It may be hard to believe, but it’s been almost a year since we went to the polls to elect our present municipal council. After a quick review of the track record, should we genuflect, or toss rotten tomatoes in their general direction?
From a developer’s viewpoint, the news is good. The Business Processing Standing Committee is simplifying the tangled application web faced by developers and looking into speeding up the application procedure for new businesses. Over in Brackendale, the Rivendale project is at the building stage and the Paradise Trails equestrian development received the green light recently.
Two weeks ago, the B.C. Ministry of Environment served notice that it intends to issue a park-use permit for the ambitious Sea to Sky Gondola project, after the venture was wholeheartedly endorsed by council.
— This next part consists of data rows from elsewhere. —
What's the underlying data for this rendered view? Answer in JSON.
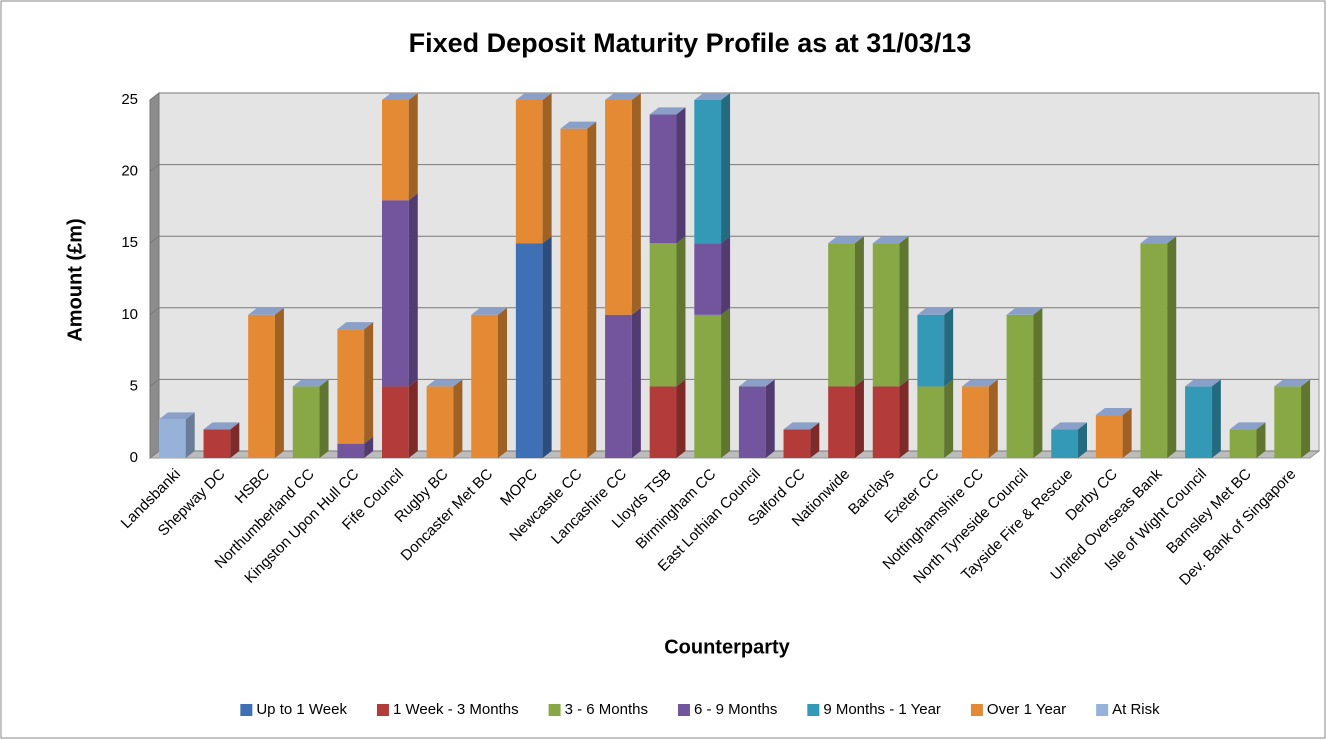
{
  "chart_data": {
    "type": "bar",
    "stacked": true,
    "title": "Fixed Deposit Maturity Profile as at 31/03/13",
    "y_label": "Amount (£m)",
    "x_label": "Counterparty",
    "categories": [
      "Landsbanki",
      "Shepway DC",
      "HSBC",
      "Northumberland CC",
      "Kingston Upon Hull CC",
      "Fife Council",
      "Rugby BC",
      "Doncaster Met BC",
      "MOPC",
      "Newcastle CC",
      "Lancashire CC",
      "Lloyds TSB",
      "Birmingham CC",
      "East Lothian Council",
      "Salford CC",
      "Nationwide",
      "Barclays",
      "Exeter CC",
      "Nottinghamshire CC",
      "North Tyneside Council",
      "Tayside Fire & Rescue",
      "Derby CC",
      "United Overseas Bank",
      "Isle of Wight Council",
      "Barnsley Met BC",
      "Dev. Bank of Singapore"
    ],
    "series": [
      {
        "name": "Up to 1 Week",
        "color": "#3f6fb4",
        "values": [
          null,
          null,
          null,
          null,
          null,
          null,
          null,
          null,
          15,
          null,
          null,
          null,
          null,
          null,
          null,
          null,
          null,
          null,
          null,
          null,
          null,
          null,
          null,
          null,
          null,
          null
        ]
      },
      {
        "name": "1 Week - 3 Months",
        "color": "#b33c3a",
        "values": [
          null,
          2,
          null,
          null,
          null,
          5,
          null,
          null,
          null,
          null,
          null,
          5,
          null,
          null,
          2,
          5,
          5,
          null,
          null,
          null,
          null,
          null,
          null,
          null,
          null,
          null
        ]
      },
      {
        "name": "3 - 6 Months",
        "color": "#88a745",
        "values": [
          null,
          null,
          null,
          5,
          null,
          null,
          null,
          null,
          null,
          null,
          null,
          10,
          10,
          null,
          null,
          10,
          10,
          5,
          null,
          10,
          null,
          null,
          15,
          null,
          2,
          5
        ]
      },
      {
        "name": "6 - 9 Months",
        "color": "#73559e",
        "values": [
          null,
          null,
          null,
          null,
          1,
          13,
          null,
          null,
          null,
          null,
          10,
          9,
          5,
          5,
          null,
          null,
          null,
          null,
          null,
          null,
          null,
          null,
          null,
          null,
          null,
          null
        ]
      },
      {
        "name": "9 Months - 1 Year",
        "color": "#3499b6",
        "values": [
          null,
          null,
          null,
          null,
          null,
          null,
          null,
          null,
          null,
          null,
          null,
          null,
          10,
          null,
          null,
          null,
          null,
          5,
          null,
          null,
          2,
          null,
          null,
          5,
          null,
          null
        ]
      },
      {
        "name": "Over 1 Year",
        "color": "#e48a35",
        "values": [
          null,
          null,
          10,
          null,
          8,
          7,
          5,
          10,
          10,
          23,
          15,
          null,
          null,
          null,
          null,
          null,
          null,
          null,
          5,
          null,
          null,
          3,
          null,
          null,
          null,
          null
        ]
      },
      {
        "name": "At Risk",
        "color": "#96b2d8",
        "values": [
          2.7,
          null,
          null,
          null,
          null,
          null,
          null,
          null,
          null,
          null,
          null,
          null,
          null,
          null,
          null,
          null,
          null,
          null,
          null,
          null,
          null,
          null,
          null,
          null,
          null,
          null
        ]
      }
    ],
    "ylim": [
      0,
      25
    ],
    "yticks": [
      0,
      5,
      10,
      15,
      20,
      25
    ],
    "grid": true,
    "legend": "bottom"
  }
}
District officials are in the process of spending half a million dollars to help boost the town’s flagging economy. In July 2011 a new economic sustainability co-ordinator was appointed, followed by the hiring of an assistant. Both additions will be key agents in the district’s Business Retention and Expansion Program.
Last week council approved the Economic Development Standing Committee’s (EDSC) request to establish a task force consisting of 10 to 12 residents who will be authorized to help move the “Squamish is open for business” agenda forward.
Although that sounds good on paper, from a procedural point of view the problem is that more people around a table offering advice is not necessarily a better idea. Larger aggregations present a greater risk of bogging down and bringing the business at hand to a grinding halt. If EDSC members can park their egos and personal baggage at the door, this could work. If not, get ready for a major fireworks display. And some observers are also worried the district will expend too much energy on local business retention at the expense of soliciting new ventures.
Another appointment with plenty of upside is our new communications manager. The concern is that this position will serve more as a muni hall mouthpiece, mostly for feel-good stories, and less as a media liaison ready to answer the tough questions. Recently the district invoked a code of silence when inquiries were made about the sudden departure of two key staff members. A number of local reporters will attest that at times extracting information from the hermetically sealed municipal bunker on Second Avenue was difficult, with few options available short of triggering a freedom of information search. We can only hope that trend will now be reversed.